Pada 2013, ada kejadian mengagetkan warga di Wawondula. Jalan Ahmad Yani, air meluap dan menggenangi jalan, tinggi sekitar 20 sentimeter. “Itu baru hujan sedikit. Bagaimana jika hujan lama, semoga tidak longsor,” kata Unding.
Tampungan air
Saya melewati Danau Towuti. Danau seluas 561 kilometer persegi, kedua terluas di Indonesia setelah Toba. Ia berhubungan dengan Danau Matano, di bagian atas dan tengah Danau Mahalona. Tiga danau besar, Matano, Mahalona dan Towuti dan termasuk Danau Masapi oleh ahli Limonologi dikatakan sebagai Kompleks Danau Malili.
Kompleks danau ini laboratorium hidup untuk penelitian. Air berjaringan dengan baik, dari Matano, menuju Mahalona, lalu Towuti, dialirkan ke Sungai Larona menuju laut. Larona adalah sungai besar dengan tiga PLTA milik Vale.
Hulu Larona di Towuti. Aliran air jernih meliuk di belakang Gunung Wawomeusa. Panjang mencapai 60 kilometer–jika mengukur jarak Malili ke Towuti. Hulu inilah yang mengkhawatirkan. Erosi terjadi oleh pembukaan lahan.

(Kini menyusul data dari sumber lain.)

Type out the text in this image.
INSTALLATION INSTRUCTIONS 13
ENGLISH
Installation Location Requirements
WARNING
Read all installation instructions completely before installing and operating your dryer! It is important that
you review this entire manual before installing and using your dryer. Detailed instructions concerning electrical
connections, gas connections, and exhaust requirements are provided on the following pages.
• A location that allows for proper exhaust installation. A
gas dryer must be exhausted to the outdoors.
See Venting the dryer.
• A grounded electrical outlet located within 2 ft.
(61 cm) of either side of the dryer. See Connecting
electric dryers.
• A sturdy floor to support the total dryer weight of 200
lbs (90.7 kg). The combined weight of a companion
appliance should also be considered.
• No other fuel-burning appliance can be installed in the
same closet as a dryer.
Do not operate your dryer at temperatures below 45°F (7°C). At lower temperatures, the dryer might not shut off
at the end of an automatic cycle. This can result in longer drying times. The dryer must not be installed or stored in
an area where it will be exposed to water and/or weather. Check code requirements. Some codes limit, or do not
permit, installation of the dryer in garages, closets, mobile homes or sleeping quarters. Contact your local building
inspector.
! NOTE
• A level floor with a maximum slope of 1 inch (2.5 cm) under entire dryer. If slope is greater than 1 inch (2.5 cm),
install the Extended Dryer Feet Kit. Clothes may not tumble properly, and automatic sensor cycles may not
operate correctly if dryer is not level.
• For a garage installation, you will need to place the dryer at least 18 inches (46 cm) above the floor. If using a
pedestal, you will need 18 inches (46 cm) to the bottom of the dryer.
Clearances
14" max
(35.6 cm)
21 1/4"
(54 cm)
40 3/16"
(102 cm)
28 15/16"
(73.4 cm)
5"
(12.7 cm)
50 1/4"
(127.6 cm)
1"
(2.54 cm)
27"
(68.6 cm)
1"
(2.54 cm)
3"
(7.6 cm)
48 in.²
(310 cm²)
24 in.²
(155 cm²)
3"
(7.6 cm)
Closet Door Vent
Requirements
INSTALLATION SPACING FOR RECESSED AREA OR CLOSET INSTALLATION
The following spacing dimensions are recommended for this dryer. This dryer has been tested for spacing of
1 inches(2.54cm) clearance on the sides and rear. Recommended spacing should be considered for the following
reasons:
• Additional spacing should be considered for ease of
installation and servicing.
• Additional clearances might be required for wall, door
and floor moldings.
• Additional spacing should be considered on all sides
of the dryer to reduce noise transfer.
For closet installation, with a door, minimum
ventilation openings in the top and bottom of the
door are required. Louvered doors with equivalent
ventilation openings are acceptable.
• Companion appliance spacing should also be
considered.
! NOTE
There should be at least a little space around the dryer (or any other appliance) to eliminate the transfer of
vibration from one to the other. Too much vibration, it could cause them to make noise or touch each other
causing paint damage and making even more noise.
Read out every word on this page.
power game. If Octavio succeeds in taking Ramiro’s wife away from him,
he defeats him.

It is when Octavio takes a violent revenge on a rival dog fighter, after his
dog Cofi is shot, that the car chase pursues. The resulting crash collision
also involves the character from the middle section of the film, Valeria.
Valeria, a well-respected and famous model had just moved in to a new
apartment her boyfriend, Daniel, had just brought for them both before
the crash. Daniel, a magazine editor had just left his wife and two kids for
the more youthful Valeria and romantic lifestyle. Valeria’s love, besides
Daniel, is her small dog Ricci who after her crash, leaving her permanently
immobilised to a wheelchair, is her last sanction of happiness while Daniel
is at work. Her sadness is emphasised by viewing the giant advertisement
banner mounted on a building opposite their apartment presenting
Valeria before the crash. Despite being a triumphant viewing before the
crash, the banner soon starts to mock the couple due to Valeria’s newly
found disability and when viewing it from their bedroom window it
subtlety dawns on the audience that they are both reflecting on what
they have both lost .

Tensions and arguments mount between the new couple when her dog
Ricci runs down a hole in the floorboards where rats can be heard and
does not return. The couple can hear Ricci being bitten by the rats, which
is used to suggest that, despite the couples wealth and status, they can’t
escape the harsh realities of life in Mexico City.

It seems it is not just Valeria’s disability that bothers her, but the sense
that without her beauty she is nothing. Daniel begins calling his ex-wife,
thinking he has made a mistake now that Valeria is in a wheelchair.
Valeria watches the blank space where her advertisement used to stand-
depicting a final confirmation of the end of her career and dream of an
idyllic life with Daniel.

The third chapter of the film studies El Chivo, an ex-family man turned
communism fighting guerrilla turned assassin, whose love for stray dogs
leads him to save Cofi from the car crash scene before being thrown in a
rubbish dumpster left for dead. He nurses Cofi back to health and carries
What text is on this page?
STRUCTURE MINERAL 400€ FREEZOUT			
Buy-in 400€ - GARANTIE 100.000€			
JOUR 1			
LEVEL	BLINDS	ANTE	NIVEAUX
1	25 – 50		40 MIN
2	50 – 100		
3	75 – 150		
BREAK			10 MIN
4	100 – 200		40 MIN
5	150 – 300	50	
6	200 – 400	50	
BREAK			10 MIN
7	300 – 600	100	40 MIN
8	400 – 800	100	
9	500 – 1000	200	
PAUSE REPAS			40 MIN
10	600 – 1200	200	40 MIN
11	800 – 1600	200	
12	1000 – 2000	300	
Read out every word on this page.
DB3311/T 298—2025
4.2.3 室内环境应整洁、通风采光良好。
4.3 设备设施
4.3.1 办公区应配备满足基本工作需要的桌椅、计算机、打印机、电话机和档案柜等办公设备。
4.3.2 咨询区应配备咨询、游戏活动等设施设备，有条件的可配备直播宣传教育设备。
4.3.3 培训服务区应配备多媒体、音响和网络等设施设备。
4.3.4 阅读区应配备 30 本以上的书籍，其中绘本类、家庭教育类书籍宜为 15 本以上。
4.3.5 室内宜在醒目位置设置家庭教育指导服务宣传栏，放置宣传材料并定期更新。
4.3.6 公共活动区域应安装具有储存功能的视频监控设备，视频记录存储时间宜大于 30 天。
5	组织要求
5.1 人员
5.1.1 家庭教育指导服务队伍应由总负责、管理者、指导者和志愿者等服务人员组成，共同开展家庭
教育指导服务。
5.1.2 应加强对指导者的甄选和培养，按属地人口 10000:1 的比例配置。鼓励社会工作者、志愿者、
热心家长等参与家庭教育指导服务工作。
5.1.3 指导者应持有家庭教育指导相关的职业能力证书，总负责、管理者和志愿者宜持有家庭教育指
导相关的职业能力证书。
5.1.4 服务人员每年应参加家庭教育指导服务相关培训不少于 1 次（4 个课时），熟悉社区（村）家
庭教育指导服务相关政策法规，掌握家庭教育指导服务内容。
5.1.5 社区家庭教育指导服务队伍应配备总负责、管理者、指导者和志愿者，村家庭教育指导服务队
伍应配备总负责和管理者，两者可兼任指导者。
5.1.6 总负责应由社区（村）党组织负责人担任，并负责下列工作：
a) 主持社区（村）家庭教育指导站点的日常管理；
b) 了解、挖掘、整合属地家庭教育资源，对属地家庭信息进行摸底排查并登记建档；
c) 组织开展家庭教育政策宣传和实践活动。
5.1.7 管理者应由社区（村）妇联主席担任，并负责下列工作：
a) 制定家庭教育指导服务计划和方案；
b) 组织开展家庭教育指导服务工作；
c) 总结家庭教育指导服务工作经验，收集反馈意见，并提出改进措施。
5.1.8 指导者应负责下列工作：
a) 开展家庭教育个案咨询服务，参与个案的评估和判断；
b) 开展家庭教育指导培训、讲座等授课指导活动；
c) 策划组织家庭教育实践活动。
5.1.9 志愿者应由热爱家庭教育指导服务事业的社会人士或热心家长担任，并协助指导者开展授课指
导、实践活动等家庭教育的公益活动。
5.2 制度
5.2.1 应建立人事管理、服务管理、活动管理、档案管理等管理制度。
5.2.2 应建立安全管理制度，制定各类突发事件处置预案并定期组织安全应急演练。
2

Ketika berdiri di tepi Towuti dan menelusuri bagian selatan Matano, pohon-pohon berganti merica. Peisisir danau mulai ditutupi lumpur.
Amiruddin, petani dan pengusaha properti lokal mengatakan, pembukaan lahan tak selalu harus menyalahkan warga, juga perusahaan. “Dulu, air alami megalir dari masing-masing danau menuju sungai (Larona). Sekarang semua serba komersil, air diatur sedemikian rupa untuk PLTA,” katanya.
Amiruddin memperlihatkan saya gambar resolusi rendah di handphone-nya. Gambar itu, adalah Kampung Tole. Ada pohon beringin besar, dan beberapa nisan. “Ini kuburan orang tua kami. Dulu kuburan kakek saya hanya batu biasa, terus kami cor dengan semen. Ketika perusahaan buat pintu air di Petea, kuburan ini tenggelam. Untuk menjangkau harus pake perahu,” katanya.
“Kalau pintu Petea dibuka, air menggenangi sawah, sekitar 100 hektar. Ini sudah tak alami.”
Idawati mengusulkan solusi. “Saya kira kita harus duduk bersama meminimalkan pembukaan lahan tanpa melihat masa depan. Harus ada aturan pembatasan lahan. Kalau begini . kampung ini menuggu kerusakan.”